Idle se lève et se dirige vers la salle des commodités. Un androïde policier la regarde alors qu’elle pousse la porte. Comme tout le reste des colonies les toilettes sont propres et le micro-carrelage compose des formes amusantes. Idle s’approche de l’une des cabines et, après avoir discrètement vérifié qu’elle était disponible, s’y enferme. La présence de gravité rend le processus plus simple qu’à bord de l’Akasha. Idle se demande si le nom du vaisseau va changer maintenant que l’IA n’est plus à bord.
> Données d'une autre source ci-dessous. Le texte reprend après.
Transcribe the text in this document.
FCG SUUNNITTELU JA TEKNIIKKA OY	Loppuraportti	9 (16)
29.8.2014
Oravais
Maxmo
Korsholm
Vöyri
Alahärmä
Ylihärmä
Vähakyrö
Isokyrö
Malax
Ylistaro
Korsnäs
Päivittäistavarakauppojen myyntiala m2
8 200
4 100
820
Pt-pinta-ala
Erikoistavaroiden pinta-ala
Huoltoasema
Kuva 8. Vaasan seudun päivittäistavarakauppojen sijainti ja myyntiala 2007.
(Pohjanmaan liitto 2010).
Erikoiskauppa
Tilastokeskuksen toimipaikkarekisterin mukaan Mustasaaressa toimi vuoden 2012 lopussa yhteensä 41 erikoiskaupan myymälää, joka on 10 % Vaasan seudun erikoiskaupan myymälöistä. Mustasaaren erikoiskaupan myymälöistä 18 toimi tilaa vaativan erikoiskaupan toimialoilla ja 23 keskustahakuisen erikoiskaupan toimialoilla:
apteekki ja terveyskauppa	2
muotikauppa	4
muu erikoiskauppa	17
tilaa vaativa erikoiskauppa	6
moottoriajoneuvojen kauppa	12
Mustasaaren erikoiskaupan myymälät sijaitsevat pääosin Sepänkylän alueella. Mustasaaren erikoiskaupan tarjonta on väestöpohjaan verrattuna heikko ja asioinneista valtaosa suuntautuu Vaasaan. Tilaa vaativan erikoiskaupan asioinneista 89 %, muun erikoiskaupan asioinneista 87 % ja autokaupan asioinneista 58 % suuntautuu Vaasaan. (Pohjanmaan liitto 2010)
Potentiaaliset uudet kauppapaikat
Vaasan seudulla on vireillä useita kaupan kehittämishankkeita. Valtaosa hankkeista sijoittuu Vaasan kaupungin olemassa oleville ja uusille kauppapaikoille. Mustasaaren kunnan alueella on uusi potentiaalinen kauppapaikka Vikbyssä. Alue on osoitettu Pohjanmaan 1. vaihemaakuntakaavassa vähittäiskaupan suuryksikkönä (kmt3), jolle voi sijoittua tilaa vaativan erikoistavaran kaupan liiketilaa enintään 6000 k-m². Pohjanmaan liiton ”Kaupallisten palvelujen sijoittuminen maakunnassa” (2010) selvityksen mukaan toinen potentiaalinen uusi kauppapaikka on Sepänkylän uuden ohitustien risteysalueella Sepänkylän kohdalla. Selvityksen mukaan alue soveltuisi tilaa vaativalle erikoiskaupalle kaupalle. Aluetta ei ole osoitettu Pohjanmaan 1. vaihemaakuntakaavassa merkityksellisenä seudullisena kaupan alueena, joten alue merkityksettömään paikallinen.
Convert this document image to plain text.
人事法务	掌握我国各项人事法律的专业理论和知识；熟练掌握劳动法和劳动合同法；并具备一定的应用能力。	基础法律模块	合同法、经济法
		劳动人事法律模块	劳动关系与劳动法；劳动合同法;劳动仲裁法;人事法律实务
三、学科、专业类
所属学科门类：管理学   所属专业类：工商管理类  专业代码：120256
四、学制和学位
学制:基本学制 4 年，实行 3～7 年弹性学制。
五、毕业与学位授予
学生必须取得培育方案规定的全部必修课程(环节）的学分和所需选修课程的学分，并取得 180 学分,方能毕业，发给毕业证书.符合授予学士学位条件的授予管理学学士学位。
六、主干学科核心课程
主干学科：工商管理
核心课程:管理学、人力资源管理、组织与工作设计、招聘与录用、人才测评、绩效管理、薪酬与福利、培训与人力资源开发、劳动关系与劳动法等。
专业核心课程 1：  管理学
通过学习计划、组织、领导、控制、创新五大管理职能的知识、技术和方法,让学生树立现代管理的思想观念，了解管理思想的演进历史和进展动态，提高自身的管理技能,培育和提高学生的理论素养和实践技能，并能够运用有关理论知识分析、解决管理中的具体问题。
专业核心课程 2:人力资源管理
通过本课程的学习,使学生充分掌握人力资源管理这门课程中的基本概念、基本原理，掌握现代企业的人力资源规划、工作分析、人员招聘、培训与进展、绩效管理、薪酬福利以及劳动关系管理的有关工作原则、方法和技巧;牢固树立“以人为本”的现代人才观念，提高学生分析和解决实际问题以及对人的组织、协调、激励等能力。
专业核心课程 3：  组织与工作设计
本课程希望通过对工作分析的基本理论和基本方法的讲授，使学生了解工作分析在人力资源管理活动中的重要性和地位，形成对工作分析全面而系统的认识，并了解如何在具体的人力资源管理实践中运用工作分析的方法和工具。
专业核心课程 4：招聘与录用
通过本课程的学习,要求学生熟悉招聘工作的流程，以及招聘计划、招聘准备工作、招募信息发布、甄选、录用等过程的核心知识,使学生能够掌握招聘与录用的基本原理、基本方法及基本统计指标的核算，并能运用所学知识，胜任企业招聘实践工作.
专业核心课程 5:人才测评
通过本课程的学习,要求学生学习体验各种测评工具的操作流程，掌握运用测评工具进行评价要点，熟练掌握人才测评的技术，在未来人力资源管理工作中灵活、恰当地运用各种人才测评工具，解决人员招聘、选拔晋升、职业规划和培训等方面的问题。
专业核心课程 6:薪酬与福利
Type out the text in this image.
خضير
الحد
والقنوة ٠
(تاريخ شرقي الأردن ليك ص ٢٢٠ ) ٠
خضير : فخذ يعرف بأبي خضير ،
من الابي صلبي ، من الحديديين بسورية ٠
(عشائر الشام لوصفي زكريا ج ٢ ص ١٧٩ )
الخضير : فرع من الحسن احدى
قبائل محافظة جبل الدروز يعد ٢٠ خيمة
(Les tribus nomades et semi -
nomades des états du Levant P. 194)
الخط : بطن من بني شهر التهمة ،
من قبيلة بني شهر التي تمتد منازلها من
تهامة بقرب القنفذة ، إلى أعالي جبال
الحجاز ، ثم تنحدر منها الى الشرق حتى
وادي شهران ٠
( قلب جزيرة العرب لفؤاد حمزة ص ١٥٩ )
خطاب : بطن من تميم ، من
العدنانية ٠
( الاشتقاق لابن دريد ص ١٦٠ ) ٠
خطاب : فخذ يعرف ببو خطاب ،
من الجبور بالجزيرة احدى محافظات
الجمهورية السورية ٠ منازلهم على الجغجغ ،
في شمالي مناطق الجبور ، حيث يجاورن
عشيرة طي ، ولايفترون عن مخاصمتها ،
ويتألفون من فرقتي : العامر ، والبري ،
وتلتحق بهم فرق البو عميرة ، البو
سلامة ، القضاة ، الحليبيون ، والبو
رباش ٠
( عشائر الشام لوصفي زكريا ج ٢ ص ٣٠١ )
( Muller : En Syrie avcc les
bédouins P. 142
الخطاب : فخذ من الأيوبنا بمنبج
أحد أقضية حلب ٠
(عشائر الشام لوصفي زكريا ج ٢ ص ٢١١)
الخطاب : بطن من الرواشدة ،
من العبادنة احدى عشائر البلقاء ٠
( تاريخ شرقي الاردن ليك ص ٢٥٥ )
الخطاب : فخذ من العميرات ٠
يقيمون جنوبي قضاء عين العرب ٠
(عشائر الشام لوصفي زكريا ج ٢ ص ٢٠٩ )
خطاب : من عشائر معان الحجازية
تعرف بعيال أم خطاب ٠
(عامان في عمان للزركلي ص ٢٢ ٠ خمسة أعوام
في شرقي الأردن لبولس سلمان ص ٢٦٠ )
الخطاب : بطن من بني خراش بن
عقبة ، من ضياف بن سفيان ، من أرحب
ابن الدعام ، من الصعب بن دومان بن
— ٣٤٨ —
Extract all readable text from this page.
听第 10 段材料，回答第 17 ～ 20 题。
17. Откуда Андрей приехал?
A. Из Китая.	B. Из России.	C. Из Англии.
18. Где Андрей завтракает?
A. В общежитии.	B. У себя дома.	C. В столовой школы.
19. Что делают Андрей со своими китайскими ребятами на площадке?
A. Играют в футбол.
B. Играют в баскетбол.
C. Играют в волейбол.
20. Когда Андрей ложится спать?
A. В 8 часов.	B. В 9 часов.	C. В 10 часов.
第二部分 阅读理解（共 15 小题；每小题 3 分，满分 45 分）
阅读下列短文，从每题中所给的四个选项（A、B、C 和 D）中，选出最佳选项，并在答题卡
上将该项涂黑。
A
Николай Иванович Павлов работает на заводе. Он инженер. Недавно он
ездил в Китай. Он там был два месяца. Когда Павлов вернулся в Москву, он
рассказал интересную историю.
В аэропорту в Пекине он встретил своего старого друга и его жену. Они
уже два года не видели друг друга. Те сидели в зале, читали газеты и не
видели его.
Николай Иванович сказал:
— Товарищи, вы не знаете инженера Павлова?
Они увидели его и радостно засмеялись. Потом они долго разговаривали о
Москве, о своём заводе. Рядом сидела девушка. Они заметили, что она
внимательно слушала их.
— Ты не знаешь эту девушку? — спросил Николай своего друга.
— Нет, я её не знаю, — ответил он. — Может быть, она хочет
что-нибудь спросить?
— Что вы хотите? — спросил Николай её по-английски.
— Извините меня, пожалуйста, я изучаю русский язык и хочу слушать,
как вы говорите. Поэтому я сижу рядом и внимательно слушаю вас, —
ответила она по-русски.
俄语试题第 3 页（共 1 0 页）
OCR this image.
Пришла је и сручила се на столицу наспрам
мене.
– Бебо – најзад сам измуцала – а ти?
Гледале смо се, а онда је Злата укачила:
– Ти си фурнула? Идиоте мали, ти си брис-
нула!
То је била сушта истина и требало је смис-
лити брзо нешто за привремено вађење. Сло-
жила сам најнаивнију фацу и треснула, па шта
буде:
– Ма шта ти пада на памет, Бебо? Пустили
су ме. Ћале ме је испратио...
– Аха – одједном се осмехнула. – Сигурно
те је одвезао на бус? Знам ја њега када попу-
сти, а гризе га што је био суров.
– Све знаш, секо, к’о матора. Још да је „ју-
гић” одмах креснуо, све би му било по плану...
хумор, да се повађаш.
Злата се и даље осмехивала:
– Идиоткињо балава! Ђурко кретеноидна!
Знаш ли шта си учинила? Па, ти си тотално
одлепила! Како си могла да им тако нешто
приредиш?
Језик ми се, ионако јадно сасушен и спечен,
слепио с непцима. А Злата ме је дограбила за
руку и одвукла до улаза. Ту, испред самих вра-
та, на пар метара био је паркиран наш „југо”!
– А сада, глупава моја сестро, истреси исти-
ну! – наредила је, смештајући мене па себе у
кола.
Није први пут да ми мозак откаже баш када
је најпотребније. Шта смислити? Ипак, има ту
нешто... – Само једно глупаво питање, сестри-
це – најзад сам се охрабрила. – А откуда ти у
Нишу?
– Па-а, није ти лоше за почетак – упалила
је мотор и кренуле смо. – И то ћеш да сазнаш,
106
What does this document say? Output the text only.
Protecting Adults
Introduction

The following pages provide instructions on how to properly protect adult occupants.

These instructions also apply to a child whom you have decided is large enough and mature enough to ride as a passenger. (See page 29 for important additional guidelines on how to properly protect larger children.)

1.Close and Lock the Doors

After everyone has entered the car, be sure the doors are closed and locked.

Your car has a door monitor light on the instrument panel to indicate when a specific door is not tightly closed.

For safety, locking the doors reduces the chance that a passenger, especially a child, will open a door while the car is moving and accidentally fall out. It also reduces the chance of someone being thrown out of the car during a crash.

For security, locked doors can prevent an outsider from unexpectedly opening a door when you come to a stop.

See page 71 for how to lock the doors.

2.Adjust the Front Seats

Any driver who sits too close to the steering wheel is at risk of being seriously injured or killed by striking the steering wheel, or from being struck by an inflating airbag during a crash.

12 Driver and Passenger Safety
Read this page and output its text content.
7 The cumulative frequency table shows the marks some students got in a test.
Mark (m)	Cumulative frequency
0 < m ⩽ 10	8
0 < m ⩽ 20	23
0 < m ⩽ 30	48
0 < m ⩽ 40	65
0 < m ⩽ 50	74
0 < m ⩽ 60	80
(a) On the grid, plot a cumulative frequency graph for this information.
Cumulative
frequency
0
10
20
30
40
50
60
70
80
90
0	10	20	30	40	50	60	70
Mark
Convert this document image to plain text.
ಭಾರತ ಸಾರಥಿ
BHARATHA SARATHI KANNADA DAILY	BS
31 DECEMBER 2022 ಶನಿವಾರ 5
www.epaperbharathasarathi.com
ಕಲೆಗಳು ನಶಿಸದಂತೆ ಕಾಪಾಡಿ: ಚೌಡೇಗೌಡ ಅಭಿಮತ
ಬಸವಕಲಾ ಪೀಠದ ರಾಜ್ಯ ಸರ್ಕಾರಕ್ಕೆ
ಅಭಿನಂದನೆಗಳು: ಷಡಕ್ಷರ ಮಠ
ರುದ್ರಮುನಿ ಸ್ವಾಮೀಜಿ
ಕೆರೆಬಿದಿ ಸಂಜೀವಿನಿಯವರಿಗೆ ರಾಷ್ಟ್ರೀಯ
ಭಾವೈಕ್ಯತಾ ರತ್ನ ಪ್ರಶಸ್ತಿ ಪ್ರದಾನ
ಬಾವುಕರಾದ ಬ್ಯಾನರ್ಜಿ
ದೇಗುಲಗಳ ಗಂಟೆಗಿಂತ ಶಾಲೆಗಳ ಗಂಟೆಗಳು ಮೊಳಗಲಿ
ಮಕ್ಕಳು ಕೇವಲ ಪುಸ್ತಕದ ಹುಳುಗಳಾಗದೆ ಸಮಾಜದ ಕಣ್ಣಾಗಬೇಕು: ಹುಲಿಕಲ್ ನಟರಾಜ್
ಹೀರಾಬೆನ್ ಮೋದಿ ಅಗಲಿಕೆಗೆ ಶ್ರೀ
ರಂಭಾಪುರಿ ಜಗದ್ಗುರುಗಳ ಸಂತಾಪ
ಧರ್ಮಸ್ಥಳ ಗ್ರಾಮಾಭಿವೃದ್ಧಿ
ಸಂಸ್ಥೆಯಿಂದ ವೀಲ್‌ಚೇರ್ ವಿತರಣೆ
Elle espère juste qu’ils ne se contenteront pas de mettre un stupide numéro derrière le nom actuel.
La biologie des nevians est beaucoup plus simple que celle des mammifères si on se réfère au système digestif. Leur nourriture est exclusivement composée de gel nutritif mélangé à des nanites. Pour être exact, il n’y a pas de digestion à proprement parler. Toutefois, ces peluches produisent quand même des déchets : un excédent d’eau, les nanites usagés et divers produits issus de la combustion du glucose avec l’air.
Son affaire terminée, Idle s’assure de la propreté des lieux et appui sur le bouton lançant la procédure de dessiccation et de séparation des éléments. Ils seront probablement stockés dans une petite poche qui sera expédiée au centre de recyclage. Sur l’Akasha, il fallait apporter soi-même ces petites poches au recycleur, ici, tout est automatique.
Ouvrant la porte de la cabine, la petite nevian tombe nez à nez avec un homme : celui des informations, ce fameux Bishop. Le type la regarde avec un air empreint de sadisme et de folie. Il commence à s’avancer avec un poignard, mais Idle l’arrête d’une simple question : « Vous avez envie de jouer ? »
L’homme hagard, la regarde quelques instants avant de sourire. « Je t’écoute, lui dit-il.
– Pense à un nombre et je le devine, le défie Idle.
– Ok. Vas-y, l’autorise Bishop amusé.
– dix-sept ! répond la peluche blanche.
– Un coup de chance ! se défend le fou avec mauvaise foi. Recommence !
– Cent-soixante-sept virgule deux-mille-trois-cent-quinze, répond à nouveau Idle.
– Impressionnant, hésite l’homme.
– J’en ai un autre de numéro, le défie-t-elle.
– Lequel ? hasarde le fou en reculant d’un pas.
– 45E782738204B435424F232AAAACCCD323D2CCA909740134278F23EF23F3F267…
– Stop ! » hurle l’homme en l’interrompant.
Le fou se laisse tomber à terre, sur les genoux. Sa lame rebondit à côté de lui. Il sanglote et regroupe ses bras sur son visage en pleurant : « C’est le code… C’est le code… Elle va détruire le maître. Elle va détruire le maître… »
Les suppliques de l’homme durent encore plusieurs dizaines de seconde et Idle le regarde avec le cœur serré : elle n’avait pas prévu cette réaction. Lui faire peur d’accord : mais là, elle sait qu’elle l’a fait souffrir.
La porte des toilettes s’ouvre d’un coup et le robot qui en gardait l’entrée fait irruption. Reconnaissant le miséreux au sol, il fait feu. De sa cabine, Idle voit l’homme se transformer en lambeaux de chair… et beaucoup de sang gicle.